Der Kläger, bei dem eine autistische Persönlichkeitsstörung diagnostiziert wurde, wohnte im Dachgeschoss des abbezahlten Hauses seiner Eltern. Sein Wohnbereich umfasste Schlaf- und Wohnraum und ein weiteres Zimmer, das überwiegend als Abstellfläche genutzt wurde und in dem auch (Rest)-Teile einer Küche untergebracht waren. Die ihm zugewiesenen Räume hatten eine Fläche von 30 qm. Ein Mietvertrag wurde zwischen dem Kläger und seinen Eltern nicht geschlossen. Es wurde ein Grad der Behinderung von 100 und das Merkzeichen "B" anerkannt. Die Beklagte bewilligte ab dem 1.7.2017 Grundsicherung im Alter und bei Erwerbsminderung, in der u.a. für Unterkunfts- und Heizungskosten 19,40 EUR und für Nebenkosten 12 EUR berücksichtigt waren. Hiergegen klagte der Kläger. Das Sozialgericht verurteilte die Beklagte zur Zahlung von 109,93 EUR für Unterkunft und Heizung. Mit der Sprungrevision rügt die Beklagte die Verletzung von § 42a Abs. 3 S. 2 und 3 SGB XII. Das BSG hat die Revision zurückgewiesen.
Rechtsgrundlage für die Übernahme der Unterkunfts- und Heizungskosten ist im entschiedenen Fall § 42a Abs. 3 SGB XII, der als lex specialis Vorrang gegenüber § 35 SGB XII hat, nach dem Leistungen nur für tatsächlich anfallende Unterkunftskosten zu erbringen sind.
Hinweis:
Nach § 42a Abs. 3 SGB XII werden bei leistungsberechtigten Personen, die mit mind. einem Elternteil, mind. einem volljährigen Geschwisterkind oder einem volljährigen Kind in einer Wohnung leben, die Unterkunftskosten i.d.R. in Höhe der Differenz der angemessenen Unterkunftskosten entsprechend der Personenzahl des betroffenen Haushalts und der angemessenen Unterkunftskosten eines Haushalts mit einer Person weniger gezahlt.
Betragen also z.B. die angemessenen Unterkunftskosten für einen Dreipersonenhaushalt 600 EUR und für einen Zweipersonenhaushalt 500 EUR werden für die Unterkunftskosten pauschal 100 EUR gezahlt.

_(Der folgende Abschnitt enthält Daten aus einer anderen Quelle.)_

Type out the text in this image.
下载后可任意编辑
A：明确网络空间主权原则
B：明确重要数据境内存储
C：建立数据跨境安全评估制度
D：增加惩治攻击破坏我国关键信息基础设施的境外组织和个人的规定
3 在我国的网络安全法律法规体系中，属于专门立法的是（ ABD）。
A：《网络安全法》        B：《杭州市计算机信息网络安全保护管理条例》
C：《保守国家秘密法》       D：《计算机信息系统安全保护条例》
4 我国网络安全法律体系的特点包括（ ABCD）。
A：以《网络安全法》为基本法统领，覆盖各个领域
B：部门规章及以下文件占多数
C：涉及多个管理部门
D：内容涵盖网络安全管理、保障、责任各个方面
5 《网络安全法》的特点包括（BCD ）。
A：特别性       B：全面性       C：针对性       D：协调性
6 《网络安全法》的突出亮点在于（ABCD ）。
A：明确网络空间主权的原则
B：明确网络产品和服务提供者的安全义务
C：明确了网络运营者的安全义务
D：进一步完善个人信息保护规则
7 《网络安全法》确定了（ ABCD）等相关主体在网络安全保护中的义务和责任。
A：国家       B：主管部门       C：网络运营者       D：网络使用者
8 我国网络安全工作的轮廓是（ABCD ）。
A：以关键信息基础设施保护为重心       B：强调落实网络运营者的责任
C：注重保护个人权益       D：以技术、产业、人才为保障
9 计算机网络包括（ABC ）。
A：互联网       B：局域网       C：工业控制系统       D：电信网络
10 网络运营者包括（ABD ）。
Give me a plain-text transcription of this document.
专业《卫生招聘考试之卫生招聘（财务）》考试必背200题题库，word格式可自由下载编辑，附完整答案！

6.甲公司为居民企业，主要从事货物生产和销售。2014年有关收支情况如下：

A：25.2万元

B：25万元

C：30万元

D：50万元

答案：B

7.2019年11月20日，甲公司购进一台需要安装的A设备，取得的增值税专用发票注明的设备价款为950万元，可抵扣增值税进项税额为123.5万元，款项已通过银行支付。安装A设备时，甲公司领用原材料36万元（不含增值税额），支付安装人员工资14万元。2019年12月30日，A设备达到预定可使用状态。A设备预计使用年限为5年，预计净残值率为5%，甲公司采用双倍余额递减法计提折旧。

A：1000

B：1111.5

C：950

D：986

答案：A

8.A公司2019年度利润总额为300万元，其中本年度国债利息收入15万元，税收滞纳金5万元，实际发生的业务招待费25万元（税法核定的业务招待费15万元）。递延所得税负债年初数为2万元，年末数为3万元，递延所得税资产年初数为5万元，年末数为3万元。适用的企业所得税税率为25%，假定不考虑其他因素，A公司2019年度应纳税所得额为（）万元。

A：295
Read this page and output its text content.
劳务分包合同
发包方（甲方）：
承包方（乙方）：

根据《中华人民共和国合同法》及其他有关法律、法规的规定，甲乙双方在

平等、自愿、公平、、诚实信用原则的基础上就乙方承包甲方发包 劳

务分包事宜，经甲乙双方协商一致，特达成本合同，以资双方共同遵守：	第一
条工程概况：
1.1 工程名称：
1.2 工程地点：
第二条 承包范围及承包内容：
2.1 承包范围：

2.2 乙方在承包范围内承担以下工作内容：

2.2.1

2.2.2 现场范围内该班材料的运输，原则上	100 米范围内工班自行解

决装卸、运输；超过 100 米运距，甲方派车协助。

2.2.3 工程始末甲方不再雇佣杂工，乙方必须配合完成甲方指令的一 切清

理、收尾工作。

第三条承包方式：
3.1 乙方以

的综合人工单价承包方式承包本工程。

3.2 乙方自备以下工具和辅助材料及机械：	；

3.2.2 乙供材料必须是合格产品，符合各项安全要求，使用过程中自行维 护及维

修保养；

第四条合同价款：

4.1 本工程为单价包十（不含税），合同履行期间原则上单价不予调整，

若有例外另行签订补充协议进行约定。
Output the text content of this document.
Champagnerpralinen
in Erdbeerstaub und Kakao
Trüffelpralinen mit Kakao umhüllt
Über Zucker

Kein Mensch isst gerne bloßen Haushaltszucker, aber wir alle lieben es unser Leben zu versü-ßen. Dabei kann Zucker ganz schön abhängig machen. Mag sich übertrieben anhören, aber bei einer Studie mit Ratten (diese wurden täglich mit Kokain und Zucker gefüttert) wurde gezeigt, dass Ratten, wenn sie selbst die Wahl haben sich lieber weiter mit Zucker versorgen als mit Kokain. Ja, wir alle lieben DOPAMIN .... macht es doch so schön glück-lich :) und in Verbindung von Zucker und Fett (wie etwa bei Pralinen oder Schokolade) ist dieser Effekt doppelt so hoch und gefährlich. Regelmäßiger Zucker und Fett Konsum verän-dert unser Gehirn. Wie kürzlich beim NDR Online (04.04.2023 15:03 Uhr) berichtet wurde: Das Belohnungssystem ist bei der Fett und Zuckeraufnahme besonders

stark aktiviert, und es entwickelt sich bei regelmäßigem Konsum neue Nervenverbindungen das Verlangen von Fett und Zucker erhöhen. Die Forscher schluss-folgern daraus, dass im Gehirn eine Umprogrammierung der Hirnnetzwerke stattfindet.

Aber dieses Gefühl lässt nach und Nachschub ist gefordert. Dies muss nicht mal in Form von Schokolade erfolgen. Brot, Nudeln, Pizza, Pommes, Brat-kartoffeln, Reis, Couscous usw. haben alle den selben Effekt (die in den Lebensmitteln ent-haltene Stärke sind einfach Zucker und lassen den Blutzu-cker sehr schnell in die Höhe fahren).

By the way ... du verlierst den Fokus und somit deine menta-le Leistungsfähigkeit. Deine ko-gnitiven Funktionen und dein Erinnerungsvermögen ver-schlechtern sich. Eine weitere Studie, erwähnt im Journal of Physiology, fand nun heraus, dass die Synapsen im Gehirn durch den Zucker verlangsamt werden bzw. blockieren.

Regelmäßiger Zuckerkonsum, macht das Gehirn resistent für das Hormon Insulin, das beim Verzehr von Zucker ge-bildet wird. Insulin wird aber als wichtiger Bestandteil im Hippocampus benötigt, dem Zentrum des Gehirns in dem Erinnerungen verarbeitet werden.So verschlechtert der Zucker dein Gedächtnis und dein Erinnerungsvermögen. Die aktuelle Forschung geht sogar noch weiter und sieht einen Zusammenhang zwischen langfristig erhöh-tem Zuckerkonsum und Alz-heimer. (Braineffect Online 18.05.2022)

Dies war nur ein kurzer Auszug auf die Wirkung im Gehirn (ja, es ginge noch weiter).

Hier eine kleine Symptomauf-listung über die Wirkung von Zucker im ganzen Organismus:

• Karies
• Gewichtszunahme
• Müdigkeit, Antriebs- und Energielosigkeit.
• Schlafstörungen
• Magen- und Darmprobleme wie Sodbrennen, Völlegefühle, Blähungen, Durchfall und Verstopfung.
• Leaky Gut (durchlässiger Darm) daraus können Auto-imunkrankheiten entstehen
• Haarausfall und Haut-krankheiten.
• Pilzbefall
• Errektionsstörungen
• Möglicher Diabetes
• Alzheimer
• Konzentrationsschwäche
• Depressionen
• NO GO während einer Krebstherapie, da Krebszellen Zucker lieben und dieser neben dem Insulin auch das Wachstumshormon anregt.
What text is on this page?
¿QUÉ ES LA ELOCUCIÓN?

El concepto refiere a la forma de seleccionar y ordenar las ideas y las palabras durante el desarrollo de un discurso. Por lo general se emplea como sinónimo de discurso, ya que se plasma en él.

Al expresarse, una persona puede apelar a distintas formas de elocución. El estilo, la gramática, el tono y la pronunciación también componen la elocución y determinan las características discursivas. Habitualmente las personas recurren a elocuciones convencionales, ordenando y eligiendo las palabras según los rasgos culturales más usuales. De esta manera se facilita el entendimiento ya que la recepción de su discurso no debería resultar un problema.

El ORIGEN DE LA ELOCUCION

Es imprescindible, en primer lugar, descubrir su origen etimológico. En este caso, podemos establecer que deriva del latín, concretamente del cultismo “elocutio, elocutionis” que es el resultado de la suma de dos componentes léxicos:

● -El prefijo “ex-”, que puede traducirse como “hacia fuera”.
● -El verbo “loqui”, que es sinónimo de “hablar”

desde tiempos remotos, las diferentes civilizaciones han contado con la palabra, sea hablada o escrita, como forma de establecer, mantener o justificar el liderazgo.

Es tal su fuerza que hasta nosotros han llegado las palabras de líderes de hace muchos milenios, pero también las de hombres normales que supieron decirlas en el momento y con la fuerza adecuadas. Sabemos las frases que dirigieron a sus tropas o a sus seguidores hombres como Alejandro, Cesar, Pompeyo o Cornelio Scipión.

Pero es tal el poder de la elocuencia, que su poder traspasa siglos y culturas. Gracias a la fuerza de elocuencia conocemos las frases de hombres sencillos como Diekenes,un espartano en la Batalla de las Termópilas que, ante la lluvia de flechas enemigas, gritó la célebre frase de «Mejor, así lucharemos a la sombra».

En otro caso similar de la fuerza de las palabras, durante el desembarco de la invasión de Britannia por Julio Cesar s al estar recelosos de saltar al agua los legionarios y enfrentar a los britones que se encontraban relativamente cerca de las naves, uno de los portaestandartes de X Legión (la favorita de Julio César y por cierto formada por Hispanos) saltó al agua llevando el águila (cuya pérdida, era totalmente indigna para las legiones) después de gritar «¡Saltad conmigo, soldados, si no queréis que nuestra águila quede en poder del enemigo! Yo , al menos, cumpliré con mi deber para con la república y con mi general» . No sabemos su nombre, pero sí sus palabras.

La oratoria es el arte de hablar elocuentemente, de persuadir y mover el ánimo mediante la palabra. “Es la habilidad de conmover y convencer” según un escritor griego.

Ergänzend enthält § 133b SGB XII eine im entschiedenen Fall aber nicht einschlägige Übergangsregelung, mit der der Besitzstand gewahrt werden soll.
§ 42a Abs. 3 SGB XII unterfallen nur Leistungsberechtigte, die in einer Wohnung leben. Nach der Legaldefinition in § 42a Abs. 2 S. 2 SGB XII ist dies "eine Zusammenfassung mehrerer Räume, die von anderen Wohnungen und Wohnräumen baulich getrennt sind und die in ihrer Gesamtheit alle für die Führung eines Haushalts notwendigen Einrichtungen, Ausstattungen und Räumlichkeiten umfassen." Diese Anforderungen erfüllt auch ein selbstgenutztes Eigenheim wie im entschiedenen Fall.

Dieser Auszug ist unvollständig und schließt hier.